Snowfall and blizzard warnings are in effect for southern Saskatchewan in advance of a clipper system coming in from the west coast this weekend.
The snowfall warning includes the cities of Swift Current, Moose Jaw and Regina, while the blizzard warning includes Weyburn, Estevan, Carlyle and Oxbow.
The system could drop between 10 and 20 centimetres of snow through the south from Friday evening to late Saturday afternoon. The most is expected in the southeast corner, where snowfall could top 25 cm.
"I think the heaviest of the snows will be in the overnight period, which is sort of a good thing because [there are] not too many people out on the roads then," said Terri Lang, a warning preparedness meteorologist with Environment Canada.
The system is expected to start around the supper hour Friday in the southwest, before moving eastward through Friday night and Saturday.
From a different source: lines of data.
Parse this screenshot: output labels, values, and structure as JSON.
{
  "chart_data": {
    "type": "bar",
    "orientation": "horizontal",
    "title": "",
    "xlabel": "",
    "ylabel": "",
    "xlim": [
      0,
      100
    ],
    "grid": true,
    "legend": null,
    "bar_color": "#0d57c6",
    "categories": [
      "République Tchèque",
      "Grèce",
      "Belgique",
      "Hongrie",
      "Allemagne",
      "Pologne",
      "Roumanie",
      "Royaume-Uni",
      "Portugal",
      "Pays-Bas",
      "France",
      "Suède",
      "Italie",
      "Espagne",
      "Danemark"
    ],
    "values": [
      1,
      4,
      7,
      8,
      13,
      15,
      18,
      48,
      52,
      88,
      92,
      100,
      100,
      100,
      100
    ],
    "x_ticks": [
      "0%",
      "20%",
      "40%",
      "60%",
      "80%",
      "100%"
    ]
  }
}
Strong southeast winds up to 70 kilometres per hour will likely create blizzard conditions, reducing visibility on highways until winds diminish Saturday morning.
City of Regina gearing up for blizzard
Tyler Bien, the City of Regina's manager of seasonal roadway operations, told media on Friday that the city is taking this storm seriously.
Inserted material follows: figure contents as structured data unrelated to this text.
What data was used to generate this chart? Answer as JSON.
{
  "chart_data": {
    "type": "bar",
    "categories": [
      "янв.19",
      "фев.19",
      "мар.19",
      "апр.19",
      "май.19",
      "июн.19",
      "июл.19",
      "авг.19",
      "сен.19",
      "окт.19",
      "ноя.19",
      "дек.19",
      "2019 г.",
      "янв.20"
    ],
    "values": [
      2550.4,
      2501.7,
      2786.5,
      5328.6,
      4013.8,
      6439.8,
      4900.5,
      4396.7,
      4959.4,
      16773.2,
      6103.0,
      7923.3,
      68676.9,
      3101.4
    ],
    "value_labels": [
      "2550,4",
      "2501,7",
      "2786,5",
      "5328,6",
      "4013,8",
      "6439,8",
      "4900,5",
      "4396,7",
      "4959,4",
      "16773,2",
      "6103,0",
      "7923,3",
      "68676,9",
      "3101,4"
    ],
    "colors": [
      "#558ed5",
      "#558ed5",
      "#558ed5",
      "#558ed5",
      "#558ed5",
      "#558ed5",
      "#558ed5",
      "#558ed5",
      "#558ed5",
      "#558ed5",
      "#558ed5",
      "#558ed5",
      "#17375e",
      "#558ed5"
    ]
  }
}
"Ten centimetres of snow isn't nothing, right? And 70 [kilometres per hour] winds along with that will pose some issues on the roads with the drifting snow," he said.
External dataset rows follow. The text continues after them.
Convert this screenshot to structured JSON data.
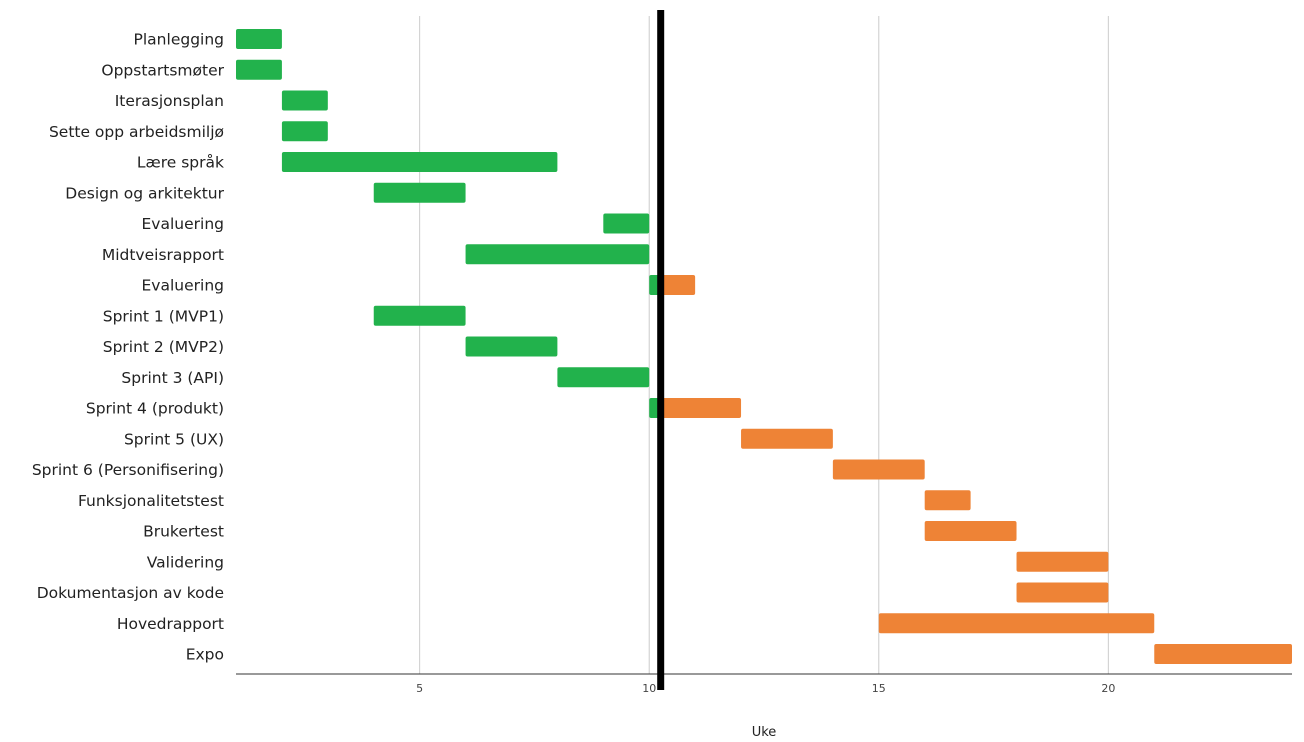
{
  "chart_data": {
    "type": "bar",
    "subtype": "gantt",
    "title": "",
    "xlabel": "Uke",
    "ylabel": "",
    "xlim": [
      1,
      24
    ],
    "xticks": [
      5,
      10,
      15,
      20
    ],
    "grid": "vertical",
    "current_week_marker": 10.25,
    "colors": {
      "completed": "#22b24c",
      "remaining": "#ee8336",
      "marker": "#000000",
      "grid": "#cccccc"
    },
    "tasks": [
      {
        "name": "Planlegging",
        "start": 1,
        "end": 2
      },
      {
        "name": "Oppstartsmøter",
        "start": 1,
        "end": 2
      },
      {
        "name": "Iterasjonsplan",
        "start": 2,
        "end": 3
      },
      {
        "name": "Sette opp arbeidsmiljø",
        "start": 2,
        "end": 3
      },
      {
        "name": "Lære språk",
        "start": 2,
        "end": 8
      },
      {
        "name": "Design og arkitektur",
        "start": 4,
        "end": 6
      },
      {
        "name": "Evaluering",
        "start": 9,
        "end": 10
      },
      {
        "name": "Midtveisrapport",
        "start": 6,
        "end": 10
      },
      {
        "name": "Evaluering",
        "start": 10,
        "end": 11
      },
      {
        "name": "Sprint 1 (MVP1)",
        "start": 4,
        "end": 6
      },
      {
        "name": "Sprint 2 (MVP2)",
        "start": 6,
        "end": 8
      },
      {
        "name": "Sprint 3 (API)",
        "start": 8,
        "end": 10
      },
      {
        "name": "Sprint 4 (produkt)",
        "start": 10,
        "end": 12
      },
      {
        "name": "Sprint 5 (UX)",
        "start": 12,
        "end": 14
      },
      {
        "name": "Sprint 6 (Personifisering)",
        "start": 14,
        "end": 16
      },
      {
        "name": "Funksjonalitetstest",
        "start": 16,
        "end": 17
      },
      {
        "name": "Brukertest",
        "start": 16,
        "end": 18
      },
      {
        "name": "Validering",
        "start": 18,
        "end": 20
      },
      {
        "name": "Dokumentasjon av kode",
        "start": 18,
        "end": 20
      },
      {
        "name": "Hovedrapport",
        "start": 15,
        "end": 21
      },
      {
        "name": "Expo",
        "start": 21,
        "end": 24
      }
    ]
  }
}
Bien said the city's team operates 24 hours a day, seven days a week when there is a storm, and this weekend's chilly blast will be no different.
He said the city will have approximately 50 pieces of equipment on the road at any given time.
Once the snow starts, the city will focus on keeping traffic moving on major thoroughfares like the Ring Road and Lewvan Drive, Bien said.
When the snow stops, workers will move to a systematic process that targets major roads and then residential streets.
He urged residents to be caution when driving during the storm.
"If you do have to travel, plan your route, plan to stay away from those perimeter areas. Any area that will be next to an open area. Typically those tend to be worse when we get a heavy wind storm like this," he said.
In a statement, the City of Regina confirmed that its extreme weather committee met with community based organizations supporting homeless individuals in the city ahead of the storm.
"Recent discussions with this committee do not indicate an immediate need to reinstate the warming bus," it said.
Impact still somewhat uncertain
The exact track of the storm system depends on a broad, intense area of high pressure encompassing northern Saskatchewan and Manitoba.
The dry air within the high pressure area prevents snow from forming, so the system could struggle to gain steam as it rolls though our province, leaving the heavy snow for areas south of the international border.
But forecast models have remained consistent so far, predicting the highest accumulations for extreme southeastern Saskatchewan.
The low pressure system responsible for this wintry wallop formed from an atmosphere river striking the Pacific coast of the United States. The San Bernardino Mountains in southern California received more than 250 cm of snow as a result of that system earlier this week.
Lang said it's not unusual for Saskatchewan to get a blizzard at this time of year.
"We always get a good couple of storms in March, in April and in fact some of our heavy snowfalls occur in the spring," said the federal meteorologist.
Good timing for dry fields
In its spring runoff forecast released Thursday, the province's Water Security Agency says much of southern Saskatchewan went into winter with little moisture.
South central and southwestern regions received below normal snowfall and had much of their snow pack melt through the winter, so this storm will be welcome for farmers dealing with dry fields.
Much of those regions are also seeing moderate to severe drought as of the end of January, according to Agriculture and Agri-Food Canada's drought monitor.
After this system passes by, much of the province will see a less active weather pattern and a return to normal temperatures after a chilly start to March.